"In My Opinion . . ."

April 5, 2000


"Assessing Essays"

The quarter ends on the 7th of April, and I am, as usual, waist deep in grading papers. It's no easy task. Each child expects and deserves helpful comments intended to provide meaningful feedback about his or her progress. The problem is that I usually deal with 90 language arts students and 60 history students, and by this time of year the majority of them are writing essays: reams and reams of essays.
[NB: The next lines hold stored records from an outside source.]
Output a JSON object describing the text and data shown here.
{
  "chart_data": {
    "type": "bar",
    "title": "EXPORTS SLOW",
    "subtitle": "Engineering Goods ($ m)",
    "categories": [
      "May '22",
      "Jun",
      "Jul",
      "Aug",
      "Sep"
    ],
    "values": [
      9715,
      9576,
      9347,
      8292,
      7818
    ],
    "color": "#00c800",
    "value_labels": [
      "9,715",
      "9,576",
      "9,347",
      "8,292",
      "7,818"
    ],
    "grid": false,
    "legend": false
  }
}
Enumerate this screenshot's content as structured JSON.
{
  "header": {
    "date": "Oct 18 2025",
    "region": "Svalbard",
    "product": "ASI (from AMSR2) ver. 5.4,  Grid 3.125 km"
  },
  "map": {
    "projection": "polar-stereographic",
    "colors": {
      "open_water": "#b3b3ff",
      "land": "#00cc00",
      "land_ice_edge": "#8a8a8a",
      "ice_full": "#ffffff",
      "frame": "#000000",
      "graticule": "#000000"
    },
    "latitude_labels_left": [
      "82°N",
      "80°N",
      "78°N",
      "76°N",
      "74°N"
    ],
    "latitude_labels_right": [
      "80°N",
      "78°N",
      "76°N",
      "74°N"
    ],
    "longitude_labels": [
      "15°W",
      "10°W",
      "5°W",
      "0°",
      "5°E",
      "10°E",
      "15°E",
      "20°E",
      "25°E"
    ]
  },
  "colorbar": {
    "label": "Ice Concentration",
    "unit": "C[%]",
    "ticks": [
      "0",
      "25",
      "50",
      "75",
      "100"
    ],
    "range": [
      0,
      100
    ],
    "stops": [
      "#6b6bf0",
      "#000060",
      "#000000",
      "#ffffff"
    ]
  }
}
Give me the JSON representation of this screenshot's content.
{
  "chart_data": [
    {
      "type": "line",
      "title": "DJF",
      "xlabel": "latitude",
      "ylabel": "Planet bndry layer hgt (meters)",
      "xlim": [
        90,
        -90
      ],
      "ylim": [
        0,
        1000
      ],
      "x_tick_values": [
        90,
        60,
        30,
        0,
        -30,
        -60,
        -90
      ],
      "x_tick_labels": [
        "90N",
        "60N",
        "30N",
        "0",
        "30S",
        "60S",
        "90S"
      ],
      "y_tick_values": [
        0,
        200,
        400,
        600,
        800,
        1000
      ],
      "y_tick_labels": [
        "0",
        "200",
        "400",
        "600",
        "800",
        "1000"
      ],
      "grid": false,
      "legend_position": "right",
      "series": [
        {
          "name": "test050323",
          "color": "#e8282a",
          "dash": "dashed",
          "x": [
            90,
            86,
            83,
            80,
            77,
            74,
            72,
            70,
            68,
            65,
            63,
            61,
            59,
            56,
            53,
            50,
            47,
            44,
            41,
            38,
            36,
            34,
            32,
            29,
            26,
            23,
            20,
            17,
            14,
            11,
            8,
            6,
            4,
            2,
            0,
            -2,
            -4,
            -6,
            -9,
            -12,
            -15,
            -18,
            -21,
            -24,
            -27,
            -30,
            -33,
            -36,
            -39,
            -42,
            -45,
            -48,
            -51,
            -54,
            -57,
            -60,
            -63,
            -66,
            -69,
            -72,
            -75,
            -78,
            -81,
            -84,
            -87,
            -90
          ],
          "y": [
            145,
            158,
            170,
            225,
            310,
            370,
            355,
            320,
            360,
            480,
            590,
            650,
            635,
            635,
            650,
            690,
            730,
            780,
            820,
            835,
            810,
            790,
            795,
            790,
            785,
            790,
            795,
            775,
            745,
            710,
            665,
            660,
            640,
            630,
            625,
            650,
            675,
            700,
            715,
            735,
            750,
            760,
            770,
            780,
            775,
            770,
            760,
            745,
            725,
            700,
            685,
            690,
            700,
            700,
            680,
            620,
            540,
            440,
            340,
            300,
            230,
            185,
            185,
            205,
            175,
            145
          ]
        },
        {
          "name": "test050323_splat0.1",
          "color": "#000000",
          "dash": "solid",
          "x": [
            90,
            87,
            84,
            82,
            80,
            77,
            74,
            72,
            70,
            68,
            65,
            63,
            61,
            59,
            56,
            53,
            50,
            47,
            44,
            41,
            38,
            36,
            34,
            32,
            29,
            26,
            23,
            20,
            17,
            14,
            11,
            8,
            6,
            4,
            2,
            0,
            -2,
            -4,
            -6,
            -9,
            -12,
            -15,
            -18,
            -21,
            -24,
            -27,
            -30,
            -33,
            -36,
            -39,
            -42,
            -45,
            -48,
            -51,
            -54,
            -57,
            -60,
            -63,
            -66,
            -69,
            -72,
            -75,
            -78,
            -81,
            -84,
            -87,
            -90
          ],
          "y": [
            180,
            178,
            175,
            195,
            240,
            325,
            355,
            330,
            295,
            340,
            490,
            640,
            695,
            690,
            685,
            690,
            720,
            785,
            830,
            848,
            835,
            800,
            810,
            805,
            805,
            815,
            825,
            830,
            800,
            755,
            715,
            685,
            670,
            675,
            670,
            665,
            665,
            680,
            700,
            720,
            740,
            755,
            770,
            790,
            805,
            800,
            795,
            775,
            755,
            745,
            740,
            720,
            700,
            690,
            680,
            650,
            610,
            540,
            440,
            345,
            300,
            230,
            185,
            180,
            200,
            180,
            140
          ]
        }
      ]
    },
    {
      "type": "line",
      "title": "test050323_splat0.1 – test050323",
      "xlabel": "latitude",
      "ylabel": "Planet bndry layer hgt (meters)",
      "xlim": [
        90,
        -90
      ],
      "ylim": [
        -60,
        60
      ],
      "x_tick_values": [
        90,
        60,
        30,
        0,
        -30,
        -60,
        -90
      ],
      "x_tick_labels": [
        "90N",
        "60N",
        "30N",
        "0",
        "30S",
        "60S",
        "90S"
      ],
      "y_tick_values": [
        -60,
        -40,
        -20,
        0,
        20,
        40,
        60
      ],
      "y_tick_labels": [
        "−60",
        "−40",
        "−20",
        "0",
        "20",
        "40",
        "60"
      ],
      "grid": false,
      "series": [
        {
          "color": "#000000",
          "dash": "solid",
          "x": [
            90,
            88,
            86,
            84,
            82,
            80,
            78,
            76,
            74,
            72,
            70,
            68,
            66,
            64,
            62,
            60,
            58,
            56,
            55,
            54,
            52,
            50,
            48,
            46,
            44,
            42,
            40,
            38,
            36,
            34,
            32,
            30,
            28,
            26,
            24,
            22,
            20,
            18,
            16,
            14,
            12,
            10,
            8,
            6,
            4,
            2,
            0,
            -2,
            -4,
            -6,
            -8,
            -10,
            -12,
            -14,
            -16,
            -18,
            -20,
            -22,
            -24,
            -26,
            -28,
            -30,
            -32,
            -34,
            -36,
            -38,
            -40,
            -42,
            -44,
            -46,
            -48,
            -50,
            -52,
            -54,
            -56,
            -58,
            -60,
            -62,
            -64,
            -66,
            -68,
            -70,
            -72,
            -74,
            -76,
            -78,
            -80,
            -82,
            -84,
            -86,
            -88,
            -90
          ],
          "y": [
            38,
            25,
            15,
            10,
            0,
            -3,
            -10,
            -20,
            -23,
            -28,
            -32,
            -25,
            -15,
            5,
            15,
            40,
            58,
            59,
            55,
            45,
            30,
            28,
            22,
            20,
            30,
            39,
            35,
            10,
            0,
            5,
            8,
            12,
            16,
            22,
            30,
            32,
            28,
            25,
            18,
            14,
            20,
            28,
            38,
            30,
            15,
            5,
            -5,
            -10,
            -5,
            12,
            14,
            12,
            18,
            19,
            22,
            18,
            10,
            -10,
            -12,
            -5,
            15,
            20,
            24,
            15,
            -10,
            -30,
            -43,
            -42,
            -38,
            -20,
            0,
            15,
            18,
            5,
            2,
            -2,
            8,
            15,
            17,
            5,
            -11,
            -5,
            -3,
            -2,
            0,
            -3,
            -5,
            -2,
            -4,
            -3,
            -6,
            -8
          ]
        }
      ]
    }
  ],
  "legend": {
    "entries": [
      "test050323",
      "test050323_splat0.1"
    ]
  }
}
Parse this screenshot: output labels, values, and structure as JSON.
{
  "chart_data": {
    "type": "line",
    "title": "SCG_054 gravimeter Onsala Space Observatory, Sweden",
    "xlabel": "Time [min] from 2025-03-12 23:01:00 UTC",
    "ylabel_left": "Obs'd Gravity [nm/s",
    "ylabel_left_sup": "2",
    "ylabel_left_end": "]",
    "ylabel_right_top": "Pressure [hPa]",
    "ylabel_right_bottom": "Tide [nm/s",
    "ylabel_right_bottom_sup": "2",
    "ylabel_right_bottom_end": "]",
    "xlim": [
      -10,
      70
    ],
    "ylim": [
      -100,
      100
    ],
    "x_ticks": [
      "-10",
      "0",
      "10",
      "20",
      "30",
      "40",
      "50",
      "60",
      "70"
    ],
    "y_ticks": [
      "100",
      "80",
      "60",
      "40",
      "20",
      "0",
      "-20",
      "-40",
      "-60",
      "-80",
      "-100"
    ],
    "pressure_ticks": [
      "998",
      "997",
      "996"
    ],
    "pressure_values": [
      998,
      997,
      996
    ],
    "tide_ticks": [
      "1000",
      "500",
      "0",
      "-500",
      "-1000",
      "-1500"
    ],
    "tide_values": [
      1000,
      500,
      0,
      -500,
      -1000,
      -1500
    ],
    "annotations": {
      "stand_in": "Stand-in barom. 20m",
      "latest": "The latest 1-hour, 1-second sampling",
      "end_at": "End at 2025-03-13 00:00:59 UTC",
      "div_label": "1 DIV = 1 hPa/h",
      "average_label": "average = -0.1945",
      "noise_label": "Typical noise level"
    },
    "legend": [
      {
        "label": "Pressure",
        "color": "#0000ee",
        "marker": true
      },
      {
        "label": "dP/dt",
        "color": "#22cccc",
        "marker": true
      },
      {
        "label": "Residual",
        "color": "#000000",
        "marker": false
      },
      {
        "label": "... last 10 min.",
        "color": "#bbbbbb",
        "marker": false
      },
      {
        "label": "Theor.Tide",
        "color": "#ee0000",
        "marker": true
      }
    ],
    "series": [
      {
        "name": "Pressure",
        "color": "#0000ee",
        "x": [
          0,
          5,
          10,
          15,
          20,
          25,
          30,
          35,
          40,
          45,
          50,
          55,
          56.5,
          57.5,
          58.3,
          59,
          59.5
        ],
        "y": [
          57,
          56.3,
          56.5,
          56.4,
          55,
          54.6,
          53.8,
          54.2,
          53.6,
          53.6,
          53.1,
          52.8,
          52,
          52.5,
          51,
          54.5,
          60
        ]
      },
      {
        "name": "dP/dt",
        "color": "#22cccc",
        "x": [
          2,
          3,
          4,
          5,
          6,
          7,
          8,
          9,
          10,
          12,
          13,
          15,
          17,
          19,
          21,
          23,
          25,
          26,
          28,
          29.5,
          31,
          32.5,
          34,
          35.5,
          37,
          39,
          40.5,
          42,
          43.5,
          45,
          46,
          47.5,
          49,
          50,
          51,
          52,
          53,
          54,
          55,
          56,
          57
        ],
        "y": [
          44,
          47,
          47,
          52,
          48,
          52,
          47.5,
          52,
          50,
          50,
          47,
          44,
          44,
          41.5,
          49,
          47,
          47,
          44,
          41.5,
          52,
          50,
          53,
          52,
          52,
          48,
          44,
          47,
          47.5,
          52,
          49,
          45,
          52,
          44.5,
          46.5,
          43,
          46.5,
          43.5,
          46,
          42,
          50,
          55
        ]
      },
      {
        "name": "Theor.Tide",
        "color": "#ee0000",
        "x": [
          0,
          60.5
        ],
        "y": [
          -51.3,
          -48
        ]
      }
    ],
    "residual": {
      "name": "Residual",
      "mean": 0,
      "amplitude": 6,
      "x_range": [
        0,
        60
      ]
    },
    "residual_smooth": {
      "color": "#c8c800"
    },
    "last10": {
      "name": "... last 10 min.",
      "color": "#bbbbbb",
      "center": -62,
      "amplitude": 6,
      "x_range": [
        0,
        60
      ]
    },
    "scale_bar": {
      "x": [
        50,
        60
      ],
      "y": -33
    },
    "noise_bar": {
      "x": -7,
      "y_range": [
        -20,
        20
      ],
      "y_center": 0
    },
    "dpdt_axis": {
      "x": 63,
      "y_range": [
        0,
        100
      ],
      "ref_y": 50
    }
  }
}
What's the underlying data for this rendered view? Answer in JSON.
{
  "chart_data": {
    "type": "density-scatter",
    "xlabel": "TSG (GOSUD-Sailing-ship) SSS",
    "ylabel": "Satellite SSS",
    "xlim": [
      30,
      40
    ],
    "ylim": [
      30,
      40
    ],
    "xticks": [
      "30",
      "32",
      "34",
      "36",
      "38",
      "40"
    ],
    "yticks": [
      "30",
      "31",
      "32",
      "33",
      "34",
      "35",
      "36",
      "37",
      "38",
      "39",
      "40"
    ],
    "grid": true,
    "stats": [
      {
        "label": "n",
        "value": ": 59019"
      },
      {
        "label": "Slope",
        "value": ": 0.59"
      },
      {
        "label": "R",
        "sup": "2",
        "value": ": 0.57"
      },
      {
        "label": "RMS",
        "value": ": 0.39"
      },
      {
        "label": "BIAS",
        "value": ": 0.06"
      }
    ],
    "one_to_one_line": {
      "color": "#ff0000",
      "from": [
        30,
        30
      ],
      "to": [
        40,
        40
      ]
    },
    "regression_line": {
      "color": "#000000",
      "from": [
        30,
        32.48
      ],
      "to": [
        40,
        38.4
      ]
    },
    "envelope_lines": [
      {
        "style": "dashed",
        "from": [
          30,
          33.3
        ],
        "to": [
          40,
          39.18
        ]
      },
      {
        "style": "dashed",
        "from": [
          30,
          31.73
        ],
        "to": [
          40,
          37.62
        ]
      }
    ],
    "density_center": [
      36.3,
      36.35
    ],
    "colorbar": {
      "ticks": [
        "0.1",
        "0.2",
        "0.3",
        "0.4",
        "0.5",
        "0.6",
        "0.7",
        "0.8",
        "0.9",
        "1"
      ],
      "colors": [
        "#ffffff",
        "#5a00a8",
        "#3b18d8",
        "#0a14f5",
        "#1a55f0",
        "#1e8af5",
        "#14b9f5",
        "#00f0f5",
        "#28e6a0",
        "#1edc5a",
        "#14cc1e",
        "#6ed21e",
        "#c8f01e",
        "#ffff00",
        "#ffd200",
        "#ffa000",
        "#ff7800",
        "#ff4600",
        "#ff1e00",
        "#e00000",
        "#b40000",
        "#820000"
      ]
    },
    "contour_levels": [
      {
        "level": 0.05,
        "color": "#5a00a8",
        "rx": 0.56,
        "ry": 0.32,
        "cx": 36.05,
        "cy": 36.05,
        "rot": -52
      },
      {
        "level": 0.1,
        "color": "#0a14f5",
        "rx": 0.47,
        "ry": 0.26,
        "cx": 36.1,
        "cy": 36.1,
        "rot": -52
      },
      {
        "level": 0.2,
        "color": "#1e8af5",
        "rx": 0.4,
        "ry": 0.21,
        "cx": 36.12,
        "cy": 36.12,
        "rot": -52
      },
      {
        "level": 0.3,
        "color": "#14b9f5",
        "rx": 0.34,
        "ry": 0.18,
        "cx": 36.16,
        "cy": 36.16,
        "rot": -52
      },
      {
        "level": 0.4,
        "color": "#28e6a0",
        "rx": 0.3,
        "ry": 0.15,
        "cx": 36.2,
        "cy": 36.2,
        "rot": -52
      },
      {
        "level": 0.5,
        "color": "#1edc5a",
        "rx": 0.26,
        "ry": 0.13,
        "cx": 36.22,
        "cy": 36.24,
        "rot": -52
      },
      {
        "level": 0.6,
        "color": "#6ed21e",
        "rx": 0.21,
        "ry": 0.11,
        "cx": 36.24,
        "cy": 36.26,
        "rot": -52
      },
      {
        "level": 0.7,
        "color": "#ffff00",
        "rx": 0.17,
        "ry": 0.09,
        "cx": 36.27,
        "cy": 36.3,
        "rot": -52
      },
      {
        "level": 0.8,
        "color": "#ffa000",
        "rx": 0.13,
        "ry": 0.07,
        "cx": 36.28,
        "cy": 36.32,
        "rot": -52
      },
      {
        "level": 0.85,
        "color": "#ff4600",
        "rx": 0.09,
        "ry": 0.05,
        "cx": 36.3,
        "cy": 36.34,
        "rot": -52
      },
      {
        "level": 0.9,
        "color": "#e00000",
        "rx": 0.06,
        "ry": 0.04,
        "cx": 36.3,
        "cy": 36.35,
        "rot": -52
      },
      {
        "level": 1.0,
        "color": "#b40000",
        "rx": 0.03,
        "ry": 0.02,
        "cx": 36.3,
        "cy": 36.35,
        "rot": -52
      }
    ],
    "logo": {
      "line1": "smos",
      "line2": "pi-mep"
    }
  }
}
Each essay contains several items which make up a paper trail, the roadmap of the writing process. This means that a one-page, 3 paragraph essay comes bundled with 3 or 4 other papers (pre-writes, drafts, comments and edits from peers). Not only do I have literally hundreds and hundreds of essays to evaluate, but they weigh a ton! Dragging them home piecemeal is not an option. For 20 years I've fooled myself into thinking that if I do 10 papers a night, just 10 lousy papers, I'll keep up with my work and feel better for it. Phooey. My home is my castle, and I like to rest, relax, and play there. I do NOT like to grade papers there.

That leaves me with three ways out: stay late every day (and put up with obnoxious traffic jams), stay REALLY, REALLY late every couple of weeks (and be utterly exhausted for several days after), or give up an occasional weekend and have a marathon grading session. Usually I choose door number three.

This past weekend, after 6 solid hours of reading, evaluating, and putting comments on a few hundred papers, I made a dent in my pile. I may not have completed everything, but I did enough to feel virtuous. If I work like crazy while the kids go to library tomorrow and I lock my door and pull out all the stops on Friday afternoon, I just might finish it all. I want that clean slate. I want an empty in-basket. I want my desk back.

The kids think I'm being such a good guy about homework this week: NO written assignments. I won't burst their bubble, but in truth, I am no saint. I'm just sick of grading essays.